Esta mañana
estaba muy cansado. Afortunadamente, Ceci
decidió prepararles el desayuno a los niños y llevarlos al cole; si me hubiese
sugerido que yo lo hiciera, lo hubiese hecho, porque ahora, después de haber atendido la casa solo durante dos semanas, ando derechito
como una vela. De todas formas, yo
aproveché su generosidad, vine a mi oficinita y me puse a trabajar en algunas
cosillas. Mis dos hijos se quedaron en
la cocina y luego se prepararon para irse para la escuela con Ceci. Yo escuchaba el revolú de esos minutos antes
de marcharse, que ya se ha convertido en un ritual mañanero. Que si la lonchera, que si el agua, que si la
asignación, que si la ropa del gimnasio, que si déjame peinarme, que si la
camisa está estrujada, en fin, lo de todas las mañanas. De repente, Ciro Manasés entra a mi cuarto, mochila
a cuesta, se me acerca, me da un abrazo, un beso, y me pregunta cómo me fue en
el Seminario. Yo reciproqué todos los
gestos de afecto y le dije: “¡me fue muy bien!”
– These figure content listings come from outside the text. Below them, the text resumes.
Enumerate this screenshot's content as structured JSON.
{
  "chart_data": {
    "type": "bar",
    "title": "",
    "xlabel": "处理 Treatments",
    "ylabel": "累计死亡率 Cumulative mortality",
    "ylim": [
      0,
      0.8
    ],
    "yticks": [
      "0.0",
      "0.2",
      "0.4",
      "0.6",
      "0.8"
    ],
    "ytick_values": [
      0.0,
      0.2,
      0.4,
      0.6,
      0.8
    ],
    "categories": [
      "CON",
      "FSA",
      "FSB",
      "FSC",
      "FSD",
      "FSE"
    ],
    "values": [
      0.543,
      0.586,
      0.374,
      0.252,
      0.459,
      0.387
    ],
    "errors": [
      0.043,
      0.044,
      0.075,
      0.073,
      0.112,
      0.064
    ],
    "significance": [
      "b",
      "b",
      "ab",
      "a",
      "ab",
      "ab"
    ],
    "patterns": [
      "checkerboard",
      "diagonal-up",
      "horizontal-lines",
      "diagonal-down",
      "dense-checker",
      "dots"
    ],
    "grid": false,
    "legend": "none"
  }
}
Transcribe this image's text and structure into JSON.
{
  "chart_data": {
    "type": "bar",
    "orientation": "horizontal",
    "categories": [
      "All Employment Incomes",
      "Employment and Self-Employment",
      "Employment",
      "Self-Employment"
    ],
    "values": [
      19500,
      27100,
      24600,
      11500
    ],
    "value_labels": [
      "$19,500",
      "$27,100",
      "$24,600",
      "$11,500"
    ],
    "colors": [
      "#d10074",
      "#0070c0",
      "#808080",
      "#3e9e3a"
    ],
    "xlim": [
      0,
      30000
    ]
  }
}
Entonces le dije: “Oye, ¿dónde está Álvaro? No le he visto la cara hoy. No ha venido ni a darme los buenos días.” Se lo dije en un tonito sutil de queja, que
más bien era un leve lamento, que una queja formal. Él salió de la habitación y al cabo de 30
segundos entró Álvaro con la mochila puesta, se tiró encima de mí para darme un
abrazo muy, pero muy cariñoso, y dándome los buenos días, me dijo: “Perdona
papi.” “No pasa nada”, le contesté. Y mientras yo disfrutaba el momento, Ciro
Manasés se asomó al cuarto -- Álvaro no lo veía porque tenía su rostro en
dirección opuesta -- y mirándome, me hizo una guiñada y levantó el dedo pulgar
de su mano derecha, en señal de que todo salió bien. Como un pavo real, me hinché de orgullo por
la conducta de mis hijos.
Después que
se fueron mis hijos, me puse a meditar.
Al pensar bien sobre el incidente, luego de unos minutos de
introspección, pude entender que mi alegría no tenía mucho que ver con los
buenos días de Álvaro, ni con su buena actitud de amor y humildad. Al analizar la situación, comprendí que el
sentido de bienestar que estaba experimentando se debía más bien a la reacción
de unidad de ambos sin aprovechar la situación para sacar ventaja procurando un
afecto especial ni reprochándose el uno al otro. Ciro Manasés actuó bien al proteger a su
hermano de un malentendido y Álvaro actuó correctamente al venir donde mí y expresar
sentimientos de amor con humildad, lo cual me derritió y eliminó cualquier
vestigio de reproche que pudiese haber habido en mí. El gesto de Ciro Manasés con el dedo pulgar
me hizo entender, por su efecto positivo en mí, que Dios verdaderamente se
agrada de la unidad de sus hijos y prefiere que pasemos por alto los errores y
busquemos la armonía como una familia que somos, en Cristo Jesús.